Somos el laboratorio de Neuroecología Cognitiva de la Facultad de Psicología de la UNAM
Estudiamos cómo el cerebro y los procesos cognitivos humanos se desarrollan y funcionan en interacción con las condiciones del entorno biológico, social y cultural, analizando cómo factores como la dieta, los microorganismos, los contaminantes, las relaciones sociales, o las demandas del ambiente influyen en la percepción, la toma de decisiones, el aprendizaje y otras funciones mentales a lo largo de la vida.

Percepciones sociales
Nos interesa comprender cómo las personas generan juicios subjetivos —por ejemplo sobre confianza, miedo o atractivo— a partir del rostro y la voz. Analizamos las respuestas cognitivas, la actividad y la comunicación neuronal subyacentes a la evaluación de estos estímulos, considerando que muestran una compleja interacción entre el aprendizaje histórico, las influencias socioculturales y las predisposiciones biológicas.
Metales pesados
Evaluamos cómo la exposición a metales pesados procedentes de la actividad minera puede alterar la microbiota intestinal y la función del sistema inmunitario, y cómo estas alteraciones podrían afectar a los procesos cognitivos y al funcionamiento cerebral a través de los mecanismos de comunicación neuronal.
Fermentados tradicionales
Investigamos el papel de los fermentos tradicionales de origen precolombino, en particular el colonche. En concreto, analizamos si su consumo puede modificar la riqueza y abundancia de los microorganismos que conforman la microbiota intestinal, y si estos cambios se asocian con variaciones en la percepción subjetiva de la salud, así como con marcadores inmunitarios y fisiológicos relacionados con el bienestar.
Las técnicas que usamos
Gran parte de nuestro trabajo se realiza en laboratorios naturales, es decir, en las propias comunidades y poblaciones donde desarrollamos nuestros estudios.
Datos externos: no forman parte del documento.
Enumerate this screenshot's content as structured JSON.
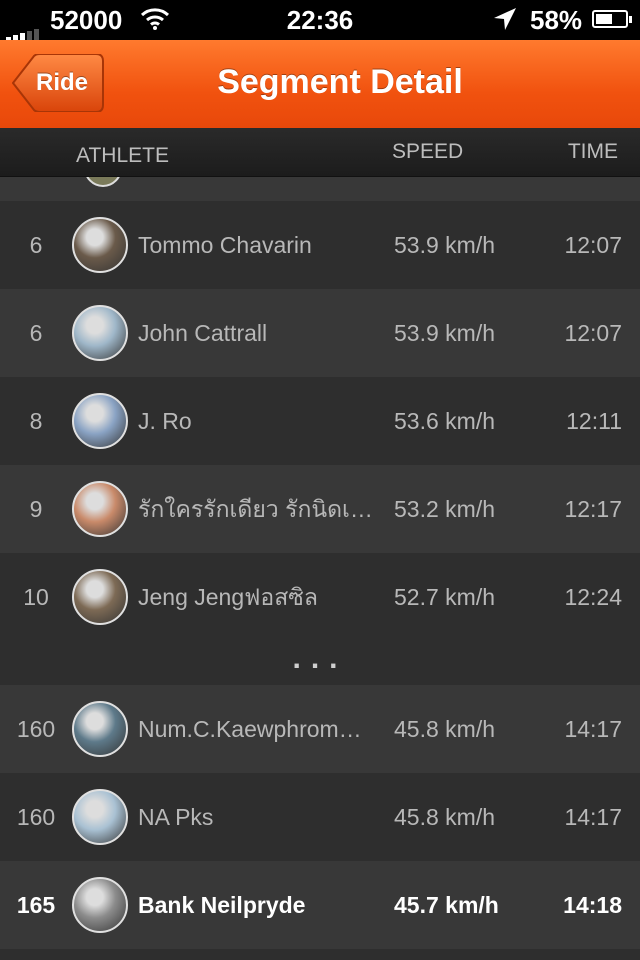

En estos contextos llevamos herramientas de laboratorio al campo para investigar procesos biológicos y cognitivos directamente en los ambientes donde las personas viven.
Técnicas genómicas de nueva generación
Como secuenciación y análisis bioinformático, para caracterizar la microbiota intestinal. Estos datos se analizan mediante estadística avanzada, minería de datos, teoría de redes y sistemas complejos, lo que nos permite identificar interacciones en sistemas biológicos altamente interconectados.
Electroencefalografía cuantitativa (EEG)
Tanto en reposo como mediante potenciales relacionados a eventos, para registrar la actividad eléctrica del cerebro en tiempo real y comprender cómo distintas regiones cerebrales se comunican durante la percepción, la toma de decisiones y la interacción social.